Remaining indoors breathing recirculated, air-conditioned air is not such a problem unless you are doing so in public places with crowds of people without everyone following all the suggested precautions for such interactions.

Carl_R
Carl_R
3 years ago
Reply to  MATHGAME

It can be both. If all three of these are true:

  1. There is a big increase in testing
  2. The percentage of people testing positive keeps falling
  3. The hospitalization rate and death rate keep falling

then, you know that it isn’t Covid spreading faster; it is that you are testing enough to find more and more cases. If any of the above are not true, then more testing is not the only reason for the increased number of cases. In Texas, the hospital usage keeps rising, so testing is not the problem.

Herkie
Herkie
3 years ago

U.S. hits highest single day of new coronavirus cases with more than 45,500, breaking April record

Carl_R
Carl_R
3 years ago
Reply to  Herkie

I wonder where CNBC gets their numbers? Worldometers reports 38,386 cases yesterday, which is less than the April 24 peak of 39,072, and certainly not 9,000 more.
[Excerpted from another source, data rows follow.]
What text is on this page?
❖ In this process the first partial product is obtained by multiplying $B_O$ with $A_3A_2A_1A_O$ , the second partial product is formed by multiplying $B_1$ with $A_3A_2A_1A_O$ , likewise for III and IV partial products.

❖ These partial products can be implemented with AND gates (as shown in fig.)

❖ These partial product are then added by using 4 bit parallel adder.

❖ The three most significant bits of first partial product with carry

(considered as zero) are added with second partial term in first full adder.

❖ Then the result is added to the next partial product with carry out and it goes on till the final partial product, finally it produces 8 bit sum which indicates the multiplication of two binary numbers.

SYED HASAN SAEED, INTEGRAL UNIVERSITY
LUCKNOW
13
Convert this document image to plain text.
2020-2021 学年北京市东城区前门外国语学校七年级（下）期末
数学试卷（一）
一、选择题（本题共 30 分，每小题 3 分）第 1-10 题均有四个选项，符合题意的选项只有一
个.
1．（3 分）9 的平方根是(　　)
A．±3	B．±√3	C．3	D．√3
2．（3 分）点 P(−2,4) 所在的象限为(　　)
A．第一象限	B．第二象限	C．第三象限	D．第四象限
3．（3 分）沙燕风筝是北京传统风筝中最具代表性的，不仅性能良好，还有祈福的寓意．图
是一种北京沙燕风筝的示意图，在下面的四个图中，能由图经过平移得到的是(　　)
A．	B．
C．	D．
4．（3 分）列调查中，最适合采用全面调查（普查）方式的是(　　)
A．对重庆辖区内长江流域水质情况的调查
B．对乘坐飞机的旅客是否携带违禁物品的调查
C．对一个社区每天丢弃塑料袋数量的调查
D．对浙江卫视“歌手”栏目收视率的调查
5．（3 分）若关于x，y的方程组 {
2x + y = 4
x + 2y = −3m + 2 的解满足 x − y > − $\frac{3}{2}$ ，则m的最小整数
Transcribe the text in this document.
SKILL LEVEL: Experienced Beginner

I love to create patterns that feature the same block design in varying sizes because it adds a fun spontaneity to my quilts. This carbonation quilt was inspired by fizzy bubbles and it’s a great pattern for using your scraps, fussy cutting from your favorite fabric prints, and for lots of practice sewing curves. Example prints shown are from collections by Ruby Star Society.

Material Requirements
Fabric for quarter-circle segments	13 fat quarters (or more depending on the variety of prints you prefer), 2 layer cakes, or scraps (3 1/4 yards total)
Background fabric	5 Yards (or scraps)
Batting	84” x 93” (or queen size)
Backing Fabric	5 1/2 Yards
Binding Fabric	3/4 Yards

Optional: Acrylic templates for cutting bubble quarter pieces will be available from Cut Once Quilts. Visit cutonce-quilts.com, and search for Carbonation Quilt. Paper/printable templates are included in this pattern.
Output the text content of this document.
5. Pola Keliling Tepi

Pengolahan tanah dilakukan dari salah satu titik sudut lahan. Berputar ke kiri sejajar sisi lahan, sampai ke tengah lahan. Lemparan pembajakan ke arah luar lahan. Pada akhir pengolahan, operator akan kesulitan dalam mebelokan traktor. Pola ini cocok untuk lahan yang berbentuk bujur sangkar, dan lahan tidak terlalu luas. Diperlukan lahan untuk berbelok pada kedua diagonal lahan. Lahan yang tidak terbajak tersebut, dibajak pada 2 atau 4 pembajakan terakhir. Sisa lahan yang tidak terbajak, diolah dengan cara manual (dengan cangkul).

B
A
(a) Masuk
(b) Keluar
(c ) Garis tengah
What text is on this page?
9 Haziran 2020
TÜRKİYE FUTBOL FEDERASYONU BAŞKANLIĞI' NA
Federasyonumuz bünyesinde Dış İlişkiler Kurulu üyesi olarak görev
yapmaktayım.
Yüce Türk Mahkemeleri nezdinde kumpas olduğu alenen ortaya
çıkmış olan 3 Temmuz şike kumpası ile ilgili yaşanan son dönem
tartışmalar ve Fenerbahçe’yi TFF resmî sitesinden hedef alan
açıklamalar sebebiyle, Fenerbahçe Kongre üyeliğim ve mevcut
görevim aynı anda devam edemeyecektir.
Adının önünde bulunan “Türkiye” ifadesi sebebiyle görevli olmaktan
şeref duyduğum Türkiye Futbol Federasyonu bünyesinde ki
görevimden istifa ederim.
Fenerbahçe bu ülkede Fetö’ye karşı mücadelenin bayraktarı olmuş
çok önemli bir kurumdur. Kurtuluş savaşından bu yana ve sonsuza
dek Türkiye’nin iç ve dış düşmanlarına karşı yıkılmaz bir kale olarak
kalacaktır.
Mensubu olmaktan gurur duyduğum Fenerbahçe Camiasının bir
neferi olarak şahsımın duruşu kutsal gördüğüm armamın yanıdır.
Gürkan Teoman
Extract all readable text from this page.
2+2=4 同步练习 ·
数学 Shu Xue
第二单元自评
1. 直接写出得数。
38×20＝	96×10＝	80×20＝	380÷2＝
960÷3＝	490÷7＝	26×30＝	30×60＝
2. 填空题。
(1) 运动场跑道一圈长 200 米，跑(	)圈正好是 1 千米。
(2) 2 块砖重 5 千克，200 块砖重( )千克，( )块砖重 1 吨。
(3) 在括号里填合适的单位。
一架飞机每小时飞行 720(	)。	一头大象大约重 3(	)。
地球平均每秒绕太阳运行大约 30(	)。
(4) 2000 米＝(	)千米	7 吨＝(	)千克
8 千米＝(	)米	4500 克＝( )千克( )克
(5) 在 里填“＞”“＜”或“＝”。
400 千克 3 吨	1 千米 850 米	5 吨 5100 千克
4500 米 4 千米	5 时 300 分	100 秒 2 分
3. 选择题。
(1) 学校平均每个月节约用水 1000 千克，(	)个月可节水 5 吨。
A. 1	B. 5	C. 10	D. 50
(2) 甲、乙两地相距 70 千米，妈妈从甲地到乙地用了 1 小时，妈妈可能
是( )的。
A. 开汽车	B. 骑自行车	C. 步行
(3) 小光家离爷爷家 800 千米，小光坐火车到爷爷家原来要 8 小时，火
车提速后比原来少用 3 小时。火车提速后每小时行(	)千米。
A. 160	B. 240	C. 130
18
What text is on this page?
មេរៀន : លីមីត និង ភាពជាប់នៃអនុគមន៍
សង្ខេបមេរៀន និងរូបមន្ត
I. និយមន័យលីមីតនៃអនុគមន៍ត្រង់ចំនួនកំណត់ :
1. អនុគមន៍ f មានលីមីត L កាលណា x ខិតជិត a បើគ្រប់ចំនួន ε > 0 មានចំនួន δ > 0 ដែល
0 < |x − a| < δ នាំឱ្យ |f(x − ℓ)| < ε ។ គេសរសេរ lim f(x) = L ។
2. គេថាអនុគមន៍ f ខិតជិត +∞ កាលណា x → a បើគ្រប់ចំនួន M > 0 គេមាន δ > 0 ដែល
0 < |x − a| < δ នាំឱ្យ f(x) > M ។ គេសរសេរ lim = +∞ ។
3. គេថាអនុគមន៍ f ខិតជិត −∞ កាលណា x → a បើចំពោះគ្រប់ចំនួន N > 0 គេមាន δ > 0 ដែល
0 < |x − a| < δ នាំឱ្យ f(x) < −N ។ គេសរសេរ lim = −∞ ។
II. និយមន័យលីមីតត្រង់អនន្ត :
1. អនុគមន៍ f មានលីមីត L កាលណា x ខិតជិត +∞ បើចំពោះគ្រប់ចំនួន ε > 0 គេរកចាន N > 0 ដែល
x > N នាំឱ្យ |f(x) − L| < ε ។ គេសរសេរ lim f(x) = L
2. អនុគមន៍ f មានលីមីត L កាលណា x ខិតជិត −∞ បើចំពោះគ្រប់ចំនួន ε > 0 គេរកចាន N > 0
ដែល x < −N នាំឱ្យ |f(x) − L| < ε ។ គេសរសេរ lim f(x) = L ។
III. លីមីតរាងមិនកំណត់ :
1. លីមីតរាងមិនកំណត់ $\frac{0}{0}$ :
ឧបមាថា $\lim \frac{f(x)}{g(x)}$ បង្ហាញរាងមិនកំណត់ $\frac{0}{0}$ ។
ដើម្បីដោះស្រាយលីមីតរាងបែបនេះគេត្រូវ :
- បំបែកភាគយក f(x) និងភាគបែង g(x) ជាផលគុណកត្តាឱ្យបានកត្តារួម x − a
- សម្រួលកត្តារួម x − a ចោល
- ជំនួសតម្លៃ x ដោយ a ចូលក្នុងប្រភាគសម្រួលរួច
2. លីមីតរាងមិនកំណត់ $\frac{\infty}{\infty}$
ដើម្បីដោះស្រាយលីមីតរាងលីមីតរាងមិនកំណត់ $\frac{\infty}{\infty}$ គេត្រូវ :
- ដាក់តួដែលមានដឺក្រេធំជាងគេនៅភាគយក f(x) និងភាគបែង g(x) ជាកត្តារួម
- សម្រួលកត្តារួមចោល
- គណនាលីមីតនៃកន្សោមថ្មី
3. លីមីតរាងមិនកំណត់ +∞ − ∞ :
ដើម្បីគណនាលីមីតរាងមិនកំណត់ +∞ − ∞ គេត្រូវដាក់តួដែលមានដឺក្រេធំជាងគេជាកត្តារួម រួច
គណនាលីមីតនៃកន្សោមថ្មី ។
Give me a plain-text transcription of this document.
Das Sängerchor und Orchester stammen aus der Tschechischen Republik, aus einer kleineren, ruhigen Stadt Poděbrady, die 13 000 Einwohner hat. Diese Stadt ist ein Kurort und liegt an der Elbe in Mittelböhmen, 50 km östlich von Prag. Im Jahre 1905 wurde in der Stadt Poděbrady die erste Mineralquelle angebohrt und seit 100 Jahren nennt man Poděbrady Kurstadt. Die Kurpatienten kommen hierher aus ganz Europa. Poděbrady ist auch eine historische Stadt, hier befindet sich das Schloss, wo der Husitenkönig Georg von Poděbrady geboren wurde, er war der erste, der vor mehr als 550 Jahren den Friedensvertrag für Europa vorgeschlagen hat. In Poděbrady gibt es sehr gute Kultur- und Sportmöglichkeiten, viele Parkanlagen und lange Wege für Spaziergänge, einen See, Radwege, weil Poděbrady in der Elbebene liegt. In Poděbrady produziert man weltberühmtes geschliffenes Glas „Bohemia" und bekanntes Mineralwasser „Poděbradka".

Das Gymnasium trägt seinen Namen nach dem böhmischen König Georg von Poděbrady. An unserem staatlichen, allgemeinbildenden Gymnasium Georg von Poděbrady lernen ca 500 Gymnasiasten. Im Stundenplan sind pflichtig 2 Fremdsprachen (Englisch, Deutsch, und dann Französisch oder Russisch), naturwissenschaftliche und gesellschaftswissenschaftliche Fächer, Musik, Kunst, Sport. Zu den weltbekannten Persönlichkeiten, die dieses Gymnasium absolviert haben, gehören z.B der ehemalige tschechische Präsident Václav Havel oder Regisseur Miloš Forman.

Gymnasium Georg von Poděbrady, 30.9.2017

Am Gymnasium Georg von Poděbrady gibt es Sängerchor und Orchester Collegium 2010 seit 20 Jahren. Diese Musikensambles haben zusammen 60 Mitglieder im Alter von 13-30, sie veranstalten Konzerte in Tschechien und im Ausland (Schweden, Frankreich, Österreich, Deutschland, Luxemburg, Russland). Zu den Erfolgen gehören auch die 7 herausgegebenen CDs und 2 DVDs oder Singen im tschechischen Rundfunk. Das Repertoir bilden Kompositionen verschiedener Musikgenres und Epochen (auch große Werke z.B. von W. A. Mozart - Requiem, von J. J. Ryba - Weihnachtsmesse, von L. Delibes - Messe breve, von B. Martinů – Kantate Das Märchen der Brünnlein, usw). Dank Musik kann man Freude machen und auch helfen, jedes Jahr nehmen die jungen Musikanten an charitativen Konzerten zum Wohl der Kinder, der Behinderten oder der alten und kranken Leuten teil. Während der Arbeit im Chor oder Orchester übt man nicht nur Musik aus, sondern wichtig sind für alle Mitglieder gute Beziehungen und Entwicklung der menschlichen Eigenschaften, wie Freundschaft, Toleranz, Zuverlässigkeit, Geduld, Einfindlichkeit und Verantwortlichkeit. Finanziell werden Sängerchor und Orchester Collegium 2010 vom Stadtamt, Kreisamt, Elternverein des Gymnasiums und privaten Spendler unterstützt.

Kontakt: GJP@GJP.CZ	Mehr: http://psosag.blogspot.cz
Note, by the way, that cases are falling in every state which requires masks in public. My state doesn’t require masks, but people are strongly urged to “do the right thing” and wear masks.

Herkie
Herkie
3 years ago

So the only economy in the world that will remain positive for the year is the same country that the virus came from. Nothing at all suspicious about that.

Augustthegreat
Augustthegreat
3 years ago
Reply to  Herkie

You mean Fort Detrick, right? Large number of people were diagnosed last summer as caused by electrical piping, then disappeared suddenly

ToInfinityandBeyond
ToInfinityandBeyond
3 years ago

Hate to say it but we are only in the early innings of this outbreak. And anyone who believes that we will have an effective vaccine soon is in fantasy land. We need effective state government responses coordinated at the federal level. And the chances of that happening with the clown we have in the White House is zero. Need to throw him in the big house for corruption and war crimes.

njbr
njbr
3 years ago

Signs of the times–CNBC headlines now

White House considers shakeup at CDC over botched Covid-19 response, report says

Dow plunges 700 points [Wednesday] as Florida sees record jump in coronavirus cases

Trump family asks court to block tell-all book by president’s niece Mary

McDonald’s will keep dozens of items off the menu for the foreseeable future

Cramer rails against wealthy money managers for scaring investors out of market with bubble talk

Stock market live Tuesday: Rally into the close, Dow gains 526, economy roaring back

njbr
njbr
3 years ago

This worked well before, right?….The Trump administration is considering new tariffs on $3.1 billion exports from France, Germany, Spain and the U.K., according to a notice from the U.S. Trade Representative released Tuesday evening. The new duties on olives, beer, gin and trucks can be up to 100%…..

tokidoki
tokidoki
3 years ago

Dow 800K then?

vanderlyn
vanderlyn
3 years ago

great take, mish. you do fine work. thanks.

HubbaBuba
HubbaBuba
3 years ago

I have never seen or read of such a contra-expert policy in HISTORY, much less in my lifetime. Should Trump ever regain his senses he should have incredible crocodile tears. But the nefarious nut job couldn’t admit even the slightest errors. CRAZY!